Вы давно покоитесь на кладбище Монпарнас под скромною плитою с эпитафией:
ЗДЕСЬ ПОГРЕБЕН АРИСТИД-ВИКТОР МАЛЬДЕН,
ПЕХОТНЫЙ КАПИТАН И КАВАЛЕР
Не такую надпись вы, капитан, готовили для вашей бренной оболочки, посетившей столько полей сраженья и столько злачных мест. Среди ваших бумаг нашли вот эту горькую, но гордую эпитафию, которую, вопреки вашей последней воле, не решились поместить на могильном камне:
ЗДЕСЬ ПОГРЕБЕН
ЛУАРСКИЙ РАЗБОЙНИК
– Тереза, завтра мы отнесем венок из иммортелей на могилу луарского разбойника.
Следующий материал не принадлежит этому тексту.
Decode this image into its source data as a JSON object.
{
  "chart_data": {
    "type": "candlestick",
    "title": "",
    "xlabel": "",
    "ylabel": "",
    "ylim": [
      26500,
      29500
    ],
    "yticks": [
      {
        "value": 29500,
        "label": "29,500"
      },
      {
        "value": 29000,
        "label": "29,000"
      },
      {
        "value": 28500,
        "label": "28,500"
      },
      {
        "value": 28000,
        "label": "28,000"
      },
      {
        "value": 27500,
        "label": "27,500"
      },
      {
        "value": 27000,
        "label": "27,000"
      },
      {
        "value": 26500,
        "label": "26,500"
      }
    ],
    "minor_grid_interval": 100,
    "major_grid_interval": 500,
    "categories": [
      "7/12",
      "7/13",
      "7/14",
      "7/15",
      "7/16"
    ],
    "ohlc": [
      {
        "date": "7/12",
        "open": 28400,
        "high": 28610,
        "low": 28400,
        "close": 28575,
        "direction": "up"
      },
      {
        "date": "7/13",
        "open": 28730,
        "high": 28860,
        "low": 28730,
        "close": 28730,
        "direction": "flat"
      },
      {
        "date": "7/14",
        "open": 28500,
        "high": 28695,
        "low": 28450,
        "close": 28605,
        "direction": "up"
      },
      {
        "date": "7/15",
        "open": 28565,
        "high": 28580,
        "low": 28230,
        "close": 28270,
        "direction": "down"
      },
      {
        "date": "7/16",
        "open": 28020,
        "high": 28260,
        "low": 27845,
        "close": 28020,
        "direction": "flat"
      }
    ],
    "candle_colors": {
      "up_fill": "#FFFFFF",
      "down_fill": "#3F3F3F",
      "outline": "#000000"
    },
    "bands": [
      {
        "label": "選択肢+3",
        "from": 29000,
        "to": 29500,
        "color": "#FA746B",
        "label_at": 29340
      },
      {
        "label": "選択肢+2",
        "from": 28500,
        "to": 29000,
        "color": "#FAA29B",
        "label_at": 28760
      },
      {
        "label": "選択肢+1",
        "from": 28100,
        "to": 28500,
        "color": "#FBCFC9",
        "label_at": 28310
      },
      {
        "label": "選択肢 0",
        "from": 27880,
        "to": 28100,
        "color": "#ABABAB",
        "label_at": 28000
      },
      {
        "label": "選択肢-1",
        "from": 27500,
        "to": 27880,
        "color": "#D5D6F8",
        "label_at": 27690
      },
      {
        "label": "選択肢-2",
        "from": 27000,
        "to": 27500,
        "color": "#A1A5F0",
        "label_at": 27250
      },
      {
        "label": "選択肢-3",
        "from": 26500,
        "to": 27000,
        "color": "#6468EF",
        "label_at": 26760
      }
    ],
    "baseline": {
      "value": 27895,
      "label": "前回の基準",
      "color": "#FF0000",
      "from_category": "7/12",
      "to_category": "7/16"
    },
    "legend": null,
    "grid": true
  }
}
Но Терезы здесь нет. Да и как ей оказаться близ меня на кругу Елисейских Полей? Там, у конца аллеи, рисуется на фоне неба гигантский пролет Триумфальной арки, хранящей внутри на сводах имена соратников дяди Виктора. Под вешним солнцем зазеленели на деревьях первые, еще бледные и зябкие листочки. Сбоку от меня катятся коляски в Булонский лес. Гуляя, я дошел до этой людной аллеи и безотчетно стал перед ларьком, где продают пряники и прохладительные напитки в графинах, заткнутых лимоном. Мальчик-нищий, в рубище на исцарапанном, проглядывающем сквозь лохмотья теле, смотрит широко раскрытыми глазами на эти роскошные сласти, предназначенные не для него. Свое желанье он выражает с бесстыдством невинности. Круглые глаза уставились на большого пряничного человечка. Это – генерал, слегка похожий на дядю Виктора. Я плачу деньги, беру его и подаю бедняжке, но он не смеет протянуть руку, наученный преждевременной опытностью – не верить в счастье; он смотрит на меня с тем видом, какой бывает у больших собак, и словно говорит: «С вашей стороны жестоко смеяться надо мной».
– Ну, глупыш, – сказал я своим обычным ворчливым тоном, – бери, бери и ешь; ты счастливее, чем я был в твои годы; ты можешь следовать своим наклонностям, не нанося себе бесчестья.
А вы, дядя Виктор, вы, чей мужественный облик напомнил мне этот пряничный генерал, придите достославной тенью и научите, как мне забыть мою новую куклу. Мы – вечные дети и вечно тянемся за новою игрушкой.
В тот же день
В моем уме семейство Кокоз причудливейшим образом сочеталось с «лириком Жаном Тумуйе.
– Вот что, Тереза, – начал я, бросаясь в свое кресло, – расскажите мне, здоров ли маленький Кокоз, прорезались ли у него первые зубки, и дайте мои туфли.
– Зубкам полагалось быть уже давно, но я их не видала. В первый погожий весенний день мать исчезла вместе с ребенком, бросив мебель и все пожитки. На чердаке после нее нашли тридцать восемь банок из-под помады. Ну мыслимое ли это дело! За последнее время у ней бывали посетители; и надо думать, что она сейчас не в девичьем монастыре. Племянница привратницы сказывала, что повстречалась с Кокозшей где-то на Бульварах, и та ехала в коляске. Говорила я вам, что кончит она плохо.